Но и в этих сомнениях оставалась неизменной любовь писателя к своей стране и своему народу. Достоевский сказал однажды, что Православие и есть наш русский социализм. С удивительной проникновенностью показывает Щедрин внутреннее родство социалистической морали с глубинными основами христианской народной культуры в сказке «Христова ночь». Пасхальная ночь. Тоскливый северный пейзаж. На всем печать сиротливости, все сковано молчанием, беспомощно, безмолвно и задавлено какой-то грозной кабалой… Но раздается звон колоколов, загораются бесчисленные огни, золотящие шпили церквей, – и мир оживает. Тянутся по дорогам вереницы деревенского люда, подавленного, нищего. Поодаль идут богачи, кулаки – властелины деревни. Все исчезают вдали проселка, и вновь наступает тишина, но какая-то чуткая, напряженная… И точно. Не успел заалеть восток, как свершается чудо: сходит на землю Иисус Христос судить людей праведным судом. «Мир вам!» – говорит Христос нищему люду, который не утратил веры в торжество правды. И Спаситель говорит, что близок час народного освобождения. Затем Христос обращается к толпе богатеев, мироедов, кулаков. Он клеймит их словом порицания и открывает перед ними путь спасения – это суд их совести, мучительный, но справедливый. И только предателям нет спасения. Христос проклинает их и обрекает на вечное странствие.

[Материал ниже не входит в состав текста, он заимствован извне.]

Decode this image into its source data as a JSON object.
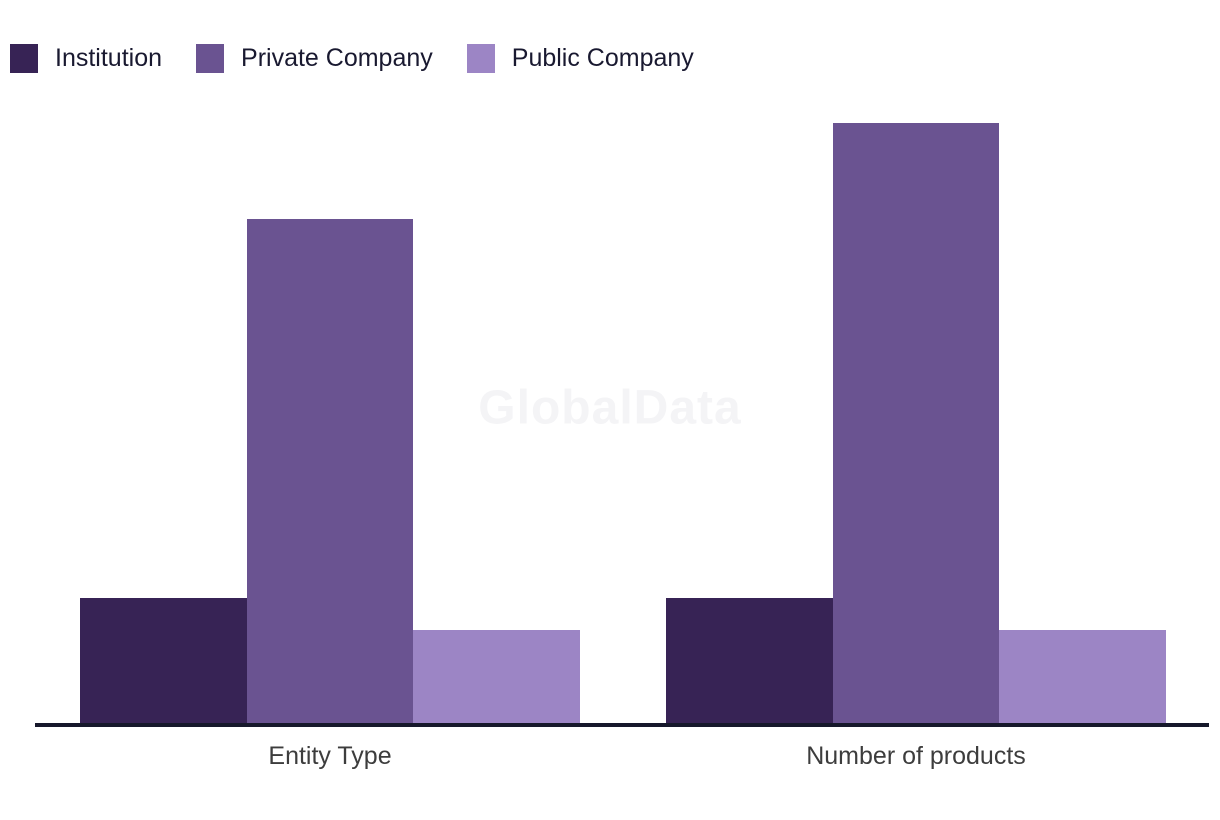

В сказке «Христова ночь» Щедрин исповедует народную веру в торжество правды и добра. Христос у него вершит Страшный суд не в загробном мире, а на земле, в согласии с крестьянскими представлениями, заземлявшими христианские идеалы. Несмотря на все сомнения и противоречия, неизменной оставалась вера Салтыкова-Щедрина в свой народ и в свою историю. «Я люблю Россию до боли сердечной и даже не могу помыслить
себя где-либо, кроме России, – писал Щедрин. – Только раз в жизни мне пришлось выжить довольно долгий срок в благорастворенных заграничных местах, и я не упомню минуты, в которую сердце мое не рвалось бы к России». Эти слова можно считать эпиграфом ко всему творчеству сатирика, гнев и презрение которого рождались из суровой и требовательной любви к Родине, из выстраданной веры в ее творческие силы, одним из ярчайших проявлений которых была русская литература.Пропала совесть
Пропала совесть. По-старому толпились люди на улицах и в театрах; по-старому они то догоняли, то перегоняли друг друга; по-старому суетились и ловили на лету куски, и никто не догадывался, что чего-то вдруг стало недоставать и что в общем жизненном оркестре перестала играть какая-то дудка. Многие начали даже чувствовать себя бодрее и свободнее. Легче сделался ход человека: ловчее стало подставлять ближнему ногу, удобнее льстить, пресмыкаться, обманывать, наушничать и клеветать. Всякую болесть вдруг как рукой сняло; люди не шли, а как будто неслись; ничто не огорчало их, ничто не заставляло задуматься; и настоящее, и будущее – все, казалось, так и отдавалось им в руки, – им, счастливцам, не заметившим о пропаже совести.
Совесть пропала вдруг… почти мгновенно! Еще вчера эта надоедливая приживалка так и мелькала перед глазами, так и чудилась возбужденному воображению, и вдруг… ничего! Исчезли досадные призраки, а вместе с ними улеглась и та нравственная смута, которую приводила за собой обличительница совесть. Оставалось только смотреть на Божий мир и радоваться: мудрые мира поняли, что они, наконец, освободились от последнего ига, которое затрудняло их движения, и, разумеется, поспешили воспользоваться плодами этой свободы. Люди остервенились; пошли грабежи и разбои, началось всеобщее разорение.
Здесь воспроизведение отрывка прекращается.